You are given a circular integer array nums of length n.

  • A circular array means the end of the array connects to the beginning.
  • A subarray may wrap around.

Return the maximum possible sum of a non-empty subarray of nums.

Example 1:

Input: nums = [1,-2,3,-2]
Output: 3
Explanation: Maximum subarray is [3]

Example 2:

Input: nums = [5,-3,5]
Output: 10
Explanation: Maximum subarray is [5,5] (circular)

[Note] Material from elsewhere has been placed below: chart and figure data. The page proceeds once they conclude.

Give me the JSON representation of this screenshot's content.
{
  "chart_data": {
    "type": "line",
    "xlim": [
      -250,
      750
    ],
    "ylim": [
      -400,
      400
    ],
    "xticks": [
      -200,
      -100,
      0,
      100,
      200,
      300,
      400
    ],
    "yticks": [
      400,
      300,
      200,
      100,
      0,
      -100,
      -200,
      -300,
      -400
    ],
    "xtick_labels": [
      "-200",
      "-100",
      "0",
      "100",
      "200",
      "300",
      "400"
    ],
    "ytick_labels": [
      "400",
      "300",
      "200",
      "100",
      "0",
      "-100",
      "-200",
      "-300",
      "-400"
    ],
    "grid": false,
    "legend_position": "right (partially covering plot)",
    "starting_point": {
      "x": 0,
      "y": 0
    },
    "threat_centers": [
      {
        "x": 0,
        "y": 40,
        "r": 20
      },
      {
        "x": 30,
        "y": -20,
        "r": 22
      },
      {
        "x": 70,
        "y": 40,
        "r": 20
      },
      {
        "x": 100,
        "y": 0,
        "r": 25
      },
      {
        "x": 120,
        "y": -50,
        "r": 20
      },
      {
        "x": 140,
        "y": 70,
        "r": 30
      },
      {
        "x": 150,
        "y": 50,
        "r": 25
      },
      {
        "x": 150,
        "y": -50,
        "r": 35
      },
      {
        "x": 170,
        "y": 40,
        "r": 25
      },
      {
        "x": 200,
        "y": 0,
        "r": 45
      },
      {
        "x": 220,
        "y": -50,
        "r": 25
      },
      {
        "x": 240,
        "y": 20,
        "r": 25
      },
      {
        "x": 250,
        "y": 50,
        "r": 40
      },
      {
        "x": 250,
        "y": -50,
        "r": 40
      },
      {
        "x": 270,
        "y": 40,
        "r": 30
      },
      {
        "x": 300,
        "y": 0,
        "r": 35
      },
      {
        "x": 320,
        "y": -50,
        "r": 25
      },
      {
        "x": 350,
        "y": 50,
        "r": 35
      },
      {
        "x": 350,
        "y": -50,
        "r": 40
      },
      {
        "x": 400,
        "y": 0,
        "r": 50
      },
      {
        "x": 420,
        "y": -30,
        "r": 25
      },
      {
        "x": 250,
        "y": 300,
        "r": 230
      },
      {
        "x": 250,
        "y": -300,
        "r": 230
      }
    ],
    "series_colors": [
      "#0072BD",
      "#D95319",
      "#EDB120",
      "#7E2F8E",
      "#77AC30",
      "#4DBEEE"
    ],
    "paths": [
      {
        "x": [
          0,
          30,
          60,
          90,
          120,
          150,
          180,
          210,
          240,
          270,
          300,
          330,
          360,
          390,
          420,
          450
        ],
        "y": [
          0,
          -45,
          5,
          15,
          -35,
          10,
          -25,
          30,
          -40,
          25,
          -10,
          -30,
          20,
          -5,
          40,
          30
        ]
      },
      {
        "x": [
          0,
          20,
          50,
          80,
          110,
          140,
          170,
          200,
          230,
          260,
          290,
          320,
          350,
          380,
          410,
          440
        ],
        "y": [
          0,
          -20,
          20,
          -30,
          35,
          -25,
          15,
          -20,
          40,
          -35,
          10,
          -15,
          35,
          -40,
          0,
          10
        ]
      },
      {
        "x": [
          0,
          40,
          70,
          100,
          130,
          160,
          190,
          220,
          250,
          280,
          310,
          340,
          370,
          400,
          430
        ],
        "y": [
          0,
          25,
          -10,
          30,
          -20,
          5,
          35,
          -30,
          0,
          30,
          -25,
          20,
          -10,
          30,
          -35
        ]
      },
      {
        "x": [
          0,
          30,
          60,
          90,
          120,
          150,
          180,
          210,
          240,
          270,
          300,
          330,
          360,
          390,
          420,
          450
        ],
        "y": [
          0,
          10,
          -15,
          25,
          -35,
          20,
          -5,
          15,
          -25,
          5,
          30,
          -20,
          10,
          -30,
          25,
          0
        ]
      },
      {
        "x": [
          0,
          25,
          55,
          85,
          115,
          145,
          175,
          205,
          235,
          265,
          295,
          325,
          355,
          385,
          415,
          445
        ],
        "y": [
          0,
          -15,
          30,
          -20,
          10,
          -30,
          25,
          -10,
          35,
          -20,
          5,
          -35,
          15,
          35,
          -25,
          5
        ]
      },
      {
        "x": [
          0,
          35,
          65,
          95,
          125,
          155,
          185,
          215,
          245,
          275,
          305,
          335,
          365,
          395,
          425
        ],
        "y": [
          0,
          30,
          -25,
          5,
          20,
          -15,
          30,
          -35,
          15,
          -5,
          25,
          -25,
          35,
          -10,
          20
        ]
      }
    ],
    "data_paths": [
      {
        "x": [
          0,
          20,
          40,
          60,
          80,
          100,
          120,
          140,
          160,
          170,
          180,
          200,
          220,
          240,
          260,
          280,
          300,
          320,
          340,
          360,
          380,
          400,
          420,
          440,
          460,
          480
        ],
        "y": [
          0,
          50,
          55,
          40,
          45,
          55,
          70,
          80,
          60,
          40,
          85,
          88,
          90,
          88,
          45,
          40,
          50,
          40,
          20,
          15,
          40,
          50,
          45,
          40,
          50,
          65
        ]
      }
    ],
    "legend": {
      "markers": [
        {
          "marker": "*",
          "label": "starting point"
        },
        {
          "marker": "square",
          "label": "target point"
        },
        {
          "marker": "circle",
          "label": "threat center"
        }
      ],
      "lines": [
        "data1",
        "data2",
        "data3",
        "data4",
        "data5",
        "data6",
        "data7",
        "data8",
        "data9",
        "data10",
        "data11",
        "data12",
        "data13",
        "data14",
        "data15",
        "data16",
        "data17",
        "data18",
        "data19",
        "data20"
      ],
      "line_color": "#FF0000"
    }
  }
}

Approach to Solve the Problem (Simple Language)

Idea:

  • This problem is an extension of Kadane’s Algorithm for maximum subarray sum.
  • There are two cases for the maximum sum subarray:
  1. Non-circular subarray (standard Kadane’s):
    • Maximum subarray does not wrap around
  2. Circular subarray:
    • Maximum subarray wraps around
    • Formula: maxCircular = totalSum - minSubarraySum
      • Where totalSum is the sum of all elements
      • minSubarraySum is the minimum subarray sum (non-circular)

Steps:

  1. Use Kadane’s Algorithm to find maxKadane (maximum sum subarray, non-circular).
  2. Use modified Kadane to find minKadane (minimum sum subarray).
  3. Calculate totalSum of the array.
  4. If maxKadane < 0 → all numbers are negative → return maxKadane.
  5. Else → return Math.max(maxKadane, totalSum - minKadane)

Why it works:

  • Wrapping around is equivalent to excluding the minimum sum subarray in the middle.
  • totalSum - minSubarraySum gives sum of remaining elements → maximum circular sum.

Java Code Solution

public class MaxSumCircularSubarray {

    public static int maxSubarraySumCircular(int[] nums) {
        int totalSum = 0;
        int maxSum = nums[0], curMax = 0;
        int minSum = nums[0], curMin = 0;

        for (int num : nums) {
            // Maximum subarray sum (Kadane's)
            curMax = Math.max(num, curMax + num);
            maxSum = Math.max(maxSum, curMax);

            // Minimum subarray sum
            curMin = Math.min(num, curMin + num);
            minSum = Math.min(minSum, curMin);

            totalSum += num;
        }

        if (maxSum < 0) {
            // All numbers are negative
            return maxSum;
        }

        // Maximum of non-circular and circular sum
        return Math.max(maxSum, totalSum - minSum);
    }

    public static void main(String[] args) {
        int[] nums = {5,-3,5};
        int result = maxSubarraySumCircular(nums);
        System.out.println("Maximum circular subarray sum: " + result); // Output: 10
    }
}

Dry Run Example

Input:

nums = [5,-3,5]

Step-by-step Execution:

  1. Initialize:
totalSum=0, maxSum=5, curMax=0, minSum=5, curMin=0
  1. Traverse array:
  • num=5:
    • curMax = max(5, 0+5)=5 → maxSum=5
    • curMin = min(5, 0+5)=5 → minSum=5
    • totalSum=5
  • num=-3:
    • curMax = max(-3, 5-3)=2 → maxSum=5
    • curMin = min(-3, 5-3)=-3 → minSum=-3
    • totalSum=2
  • num=5:
    • curMax = max(5, 2+5)=7 → maxSum=7
    • curMin = min(5, -3+5)=2 → minSum=-3
    • totalSum=7
  1. Compute circular max:
totalSum - minSum = 7 - (-3) = 10
  1. Compare non-circular maxSum=7 vs circular=10 → return 10

Result: 10

Textual Diagram for Understanding

Array: [5, -3, 5]

Non-circular max subarray: [5] + [-3] + [5]?
- Kadane's max: 7 (subarray [5,-3,5])

Circular subarray:
- totalSum = 5 + (-3) + 5 = 7
- minSubarraySum = -3
- circularMax = totalSum - minSubarraySum = 7 - (-3) = 10

Complexity Analysis

  • Time Complexity: O(n)
    • One pass to calculate max subarray, min subarray, and total sum.
  • Space Complexity: O(1)
    • Only a few variables are used.

This approach efficiently handles both non-circular and circular maximum subarrays using a single-pass Kadane’s extension.